Source:Global Times Published: 2019/6/17 22:11:00

Photo: IC

Heightened interference by external forces including the US and Europe in fomenting unrest in Hong Kong has encouraged protesters to create more trouble in the city. 

These forces claimed that if the amendment to the extradition bill is passed, rights and legal protection to their personnel and institutions based in Hong Kong will be weakened.

At the same time, the US and Europe took advantage of the concern among Hongkongers to play the Hong Kong card, aiming to pressure China. Washington apparently wants to use Hong Kong to strong-arm Beijing. 

The Hong Kong Special Administrative Region (HKSAR) tried to restore calm by announcing on Saturday that it will suspend the process of amending the bill. The HKSAR government wants to prevent turmoil, injuries and defend fundamental national interests. 

The suspension was a compromise, but the opposition wouldn't necessarily buy it. A protest on Sunday demanded the bill be scrapped. Such being the case, whether the suspension will lead to the protests folding up depends on how the opposition and external forces behind it treat Hong Kong. 

The revised extradition bill will have no real impact on Hongkongers who abide by laws. The reason society in Hong Kong reacted so strongly was that the opposition used it to create fear among citizens. 

Many Hongkongers don't understand that the amendment helps improve the rule of law in Hong Kong. Because of their distrust of judiciary and rule of law on the mainland and their scarce knowledge, they were full of fear of someday being handed over to the mainland and sentenced there. Young people, in particular, accepted opposition propaganda without going into details of the proposal.

The episode showed that Hong Kong lacks quality national education. Many people's knowledge of the national system and rule of law on the mainland is still superficial. This is what both central and HKSAR governments should take seriously because it is related to Hongkongers' national identity. Otherwise, any legislation and decision in the future that involves national integration may meet the same fate. 

The central government has adopted many policies, such as developing the Guangdong-Hong Kong-Macao Greater Bay Area, to help solve livelihood problems in Hong Kong and promote the development of the city and the mainland. But not many Hongkongers hail the policies. 

Due to Hong Kong's colonial history of more than 150 years and a sense of superiority complex, most Hongkongers don't have the urge and opportunity to visit the mainland and thus don't really know about it. This means that even though the central government has a set of proactive policies, the actual effects accrue slowly. 

Authorities' previous work has overlooked that Hong Kong itself needs to make some changes. Current measures to integrate Hong Kong with the mainland's development could have certain limitations. 

Hence, some changes are needed. Authorities should consider how to let Hongkongers be part of integrated development and what changes Hong Kong itself should make. If the city's education system and sociocultural atmosphere don't change, policies from the outside will have limited effect. 

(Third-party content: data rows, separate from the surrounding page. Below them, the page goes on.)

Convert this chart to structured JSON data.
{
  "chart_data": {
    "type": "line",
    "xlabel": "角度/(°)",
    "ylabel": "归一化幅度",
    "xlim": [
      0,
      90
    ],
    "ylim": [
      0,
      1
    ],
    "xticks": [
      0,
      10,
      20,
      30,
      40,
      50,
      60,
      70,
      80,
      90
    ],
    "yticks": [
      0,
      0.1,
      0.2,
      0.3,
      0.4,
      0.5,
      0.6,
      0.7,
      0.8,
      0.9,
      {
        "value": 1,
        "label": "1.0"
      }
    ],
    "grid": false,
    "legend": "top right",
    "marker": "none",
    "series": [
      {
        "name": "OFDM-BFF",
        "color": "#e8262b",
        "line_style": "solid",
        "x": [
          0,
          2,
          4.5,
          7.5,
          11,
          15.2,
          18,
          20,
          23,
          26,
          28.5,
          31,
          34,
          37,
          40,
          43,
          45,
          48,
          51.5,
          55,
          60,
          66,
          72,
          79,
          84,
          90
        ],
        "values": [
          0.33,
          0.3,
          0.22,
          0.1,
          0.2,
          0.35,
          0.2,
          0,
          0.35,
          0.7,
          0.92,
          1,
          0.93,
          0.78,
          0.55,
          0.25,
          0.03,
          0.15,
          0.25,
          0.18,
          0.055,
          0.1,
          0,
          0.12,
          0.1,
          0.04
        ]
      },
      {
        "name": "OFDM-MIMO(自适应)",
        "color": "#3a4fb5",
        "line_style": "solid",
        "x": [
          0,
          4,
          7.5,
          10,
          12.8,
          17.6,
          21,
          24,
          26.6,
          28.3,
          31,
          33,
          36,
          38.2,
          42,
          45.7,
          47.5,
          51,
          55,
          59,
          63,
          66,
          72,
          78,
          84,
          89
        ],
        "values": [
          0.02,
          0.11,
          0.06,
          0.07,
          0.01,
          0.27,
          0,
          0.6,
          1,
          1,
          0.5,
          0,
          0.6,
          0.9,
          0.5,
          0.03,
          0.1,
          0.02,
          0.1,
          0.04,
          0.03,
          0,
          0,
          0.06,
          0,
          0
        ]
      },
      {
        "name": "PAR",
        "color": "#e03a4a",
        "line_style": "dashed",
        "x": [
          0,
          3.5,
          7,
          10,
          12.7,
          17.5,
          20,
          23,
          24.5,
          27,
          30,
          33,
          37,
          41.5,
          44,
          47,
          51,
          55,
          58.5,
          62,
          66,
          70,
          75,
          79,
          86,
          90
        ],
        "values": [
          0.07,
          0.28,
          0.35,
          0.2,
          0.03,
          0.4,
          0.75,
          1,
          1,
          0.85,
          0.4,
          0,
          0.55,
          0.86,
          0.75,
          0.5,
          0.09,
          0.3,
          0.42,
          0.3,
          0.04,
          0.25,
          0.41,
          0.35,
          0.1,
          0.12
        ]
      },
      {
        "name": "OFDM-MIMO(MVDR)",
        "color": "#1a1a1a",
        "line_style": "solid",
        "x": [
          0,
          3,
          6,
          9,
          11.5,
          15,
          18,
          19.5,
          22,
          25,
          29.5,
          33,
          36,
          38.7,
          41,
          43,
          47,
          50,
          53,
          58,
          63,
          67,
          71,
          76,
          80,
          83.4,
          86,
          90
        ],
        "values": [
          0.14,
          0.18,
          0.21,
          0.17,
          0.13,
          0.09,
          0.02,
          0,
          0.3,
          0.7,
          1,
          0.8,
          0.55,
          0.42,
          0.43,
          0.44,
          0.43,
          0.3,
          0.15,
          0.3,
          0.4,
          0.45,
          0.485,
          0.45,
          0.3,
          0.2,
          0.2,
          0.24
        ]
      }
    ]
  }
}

Many liberals in Hong Kong admire US-style liberalism. However, many of them were disillusioned after US President Donald Trump took office, and then became lost. The violence during protests is an outcome of such confusion. The Hong Kong elites have values consistent with those of the West. When they were motivated and supported by the US, they would participate in the protests more enthusiastically. 

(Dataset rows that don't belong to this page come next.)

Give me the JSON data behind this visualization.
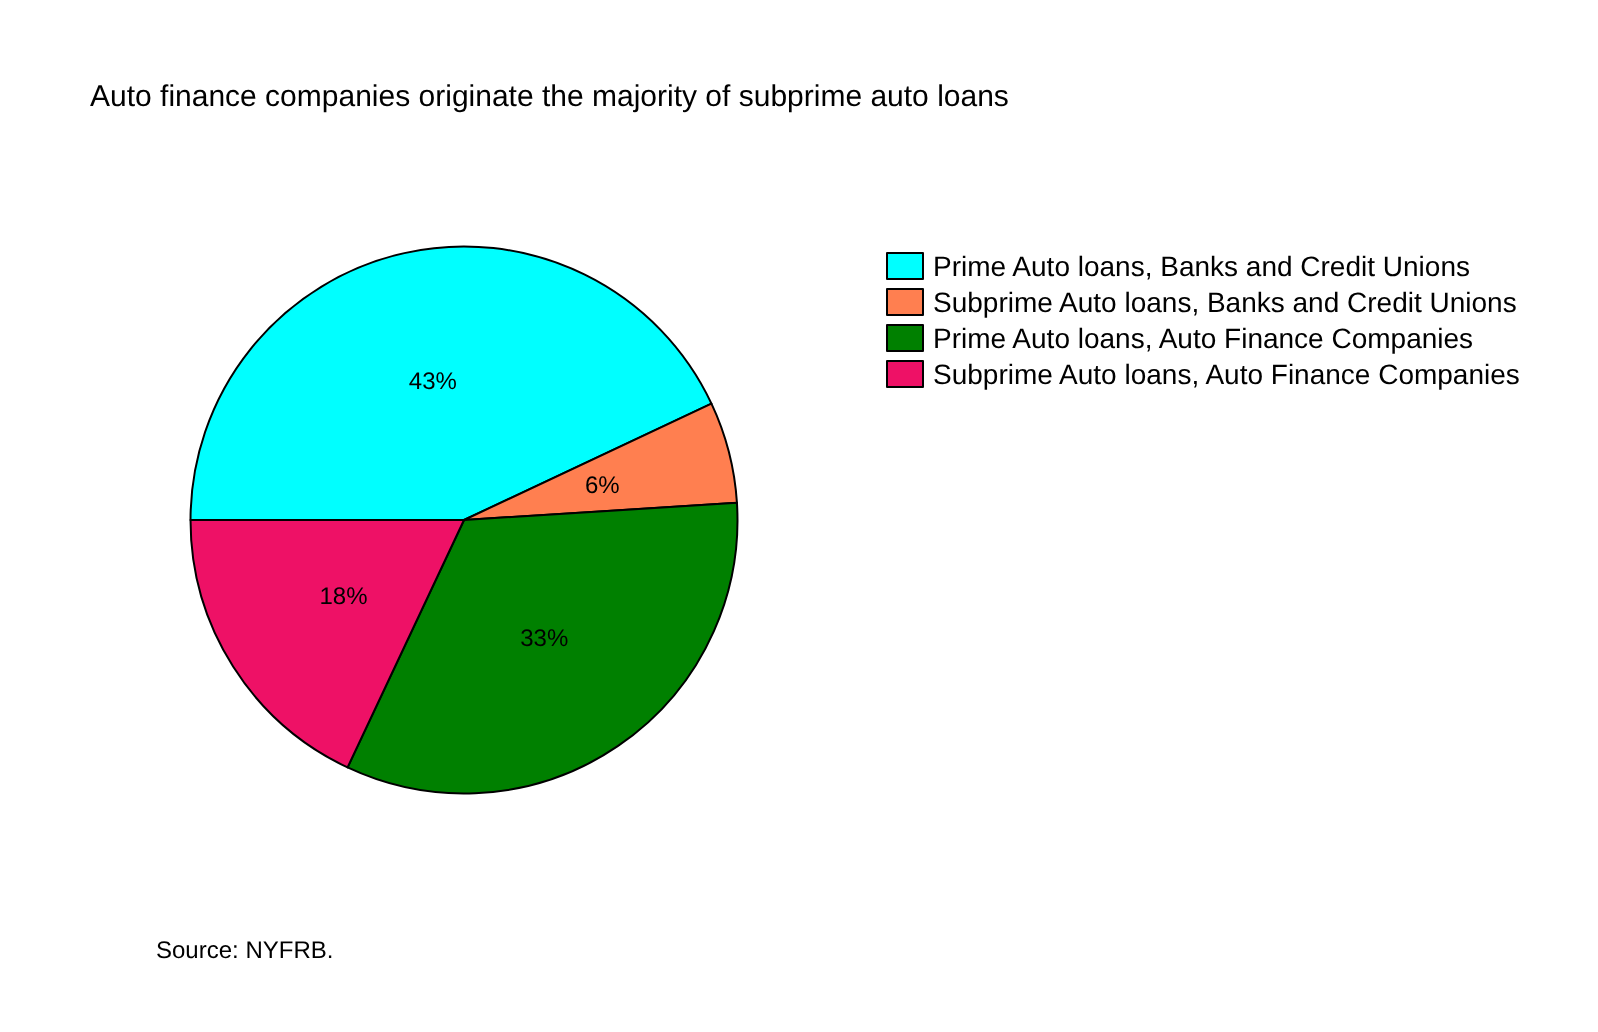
{
  "chart_data": {
    "type": "pie",
    "title": "Auto finance companies originate the majority of subprime auto loans",
    "categories": [
      "Prime Auto loans, Banks and Credit Unions",
      "Subprime Auto loans, Banks and Credit Unions",
      "Prime Auto loans, Auto Finance Companies",
      "Subprime Auto loans, Auto Finance Companies"
    ],
    "values": [
      43,
      6,
      33,
      18
    ],
    "colors": [
      "#00ffff",
      "#ff7f50",
      "#008000",
      "#ee1166"
    ],
    "value_labels": [
      "43%",
      "6%",
      "33%",
      "18%"
    ],
    "legend": "right",
    "annotations": [
      "Source: NYFRB."
    ]
  }
}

Resorting to violence during demonstrations has actually jeopardized Hongkongers' own interest. Hong Kong's society inherently had zero-tolerance for violence, but now people have learnt to tolerate and indulge in it. This signals that social movements in Hong Kong are becoming increasingly radical and populist.

The street movements in Hong Kong have shown a tendency to damage the "One Country, Two systems" policy and hurt prosperity and stability. These movements abused liberalism; they conform neither to traditional British liberalism nor to the striving spirit of Hongkongers, but bring about deterioration of rule of law. 

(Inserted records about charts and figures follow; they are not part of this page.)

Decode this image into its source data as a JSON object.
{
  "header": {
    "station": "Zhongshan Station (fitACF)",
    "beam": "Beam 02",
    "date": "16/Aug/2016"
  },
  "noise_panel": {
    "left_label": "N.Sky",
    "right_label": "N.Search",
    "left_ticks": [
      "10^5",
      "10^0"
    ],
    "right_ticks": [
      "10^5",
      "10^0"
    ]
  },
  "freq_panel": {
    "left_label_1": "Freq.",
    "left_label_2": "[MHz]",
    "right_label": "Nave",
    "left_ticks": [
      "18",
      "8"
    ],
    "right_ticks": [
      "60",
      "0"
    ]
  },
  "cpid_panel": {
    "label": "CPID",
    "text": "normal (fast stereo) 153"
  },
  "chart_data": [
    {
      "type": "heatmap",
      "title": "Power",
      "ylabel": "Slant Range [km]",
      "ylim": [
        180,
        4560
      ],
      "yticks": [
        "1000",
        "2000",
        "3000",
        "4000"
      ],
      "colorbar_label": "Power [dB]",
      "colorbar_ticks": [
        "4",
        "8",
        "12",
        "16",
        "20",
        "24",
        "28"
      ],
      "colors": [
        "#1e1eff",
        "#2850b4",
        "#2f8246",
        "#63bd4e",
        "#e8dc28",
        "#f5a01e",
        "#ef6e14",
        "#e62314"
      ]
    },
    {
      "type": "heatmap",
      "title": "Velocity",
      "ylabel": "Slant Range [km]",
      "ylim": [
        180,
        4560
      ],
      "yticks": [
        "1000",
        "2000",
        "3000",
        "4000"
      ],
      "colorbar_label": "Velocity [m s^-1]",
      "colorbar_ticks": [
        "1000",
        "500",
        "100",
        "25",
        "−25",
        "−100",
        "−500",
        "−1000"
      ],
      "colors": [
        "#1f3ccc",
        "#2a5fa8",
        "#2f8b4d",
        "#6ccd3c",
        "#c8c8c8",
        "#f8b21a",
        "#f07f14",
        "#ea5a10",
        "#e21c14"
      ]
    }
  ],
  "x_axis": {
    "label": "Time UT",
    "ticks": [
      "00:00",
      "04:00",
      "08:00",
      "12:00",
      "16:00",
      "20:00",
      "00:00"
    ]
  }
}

Not only the HKSAR government but also elites in Hong Kong should be vigilant and work jointly to restrain such a tendency. They must be aware that the rational nature of their society is changing.

The article was compiled by Global Times reporter Xu Hailin based on an interview with Tian Feilong, associate professor at the Law School of Beihang University and member of Beijing-based Chinese Association of Hong Kong and Macao Studies.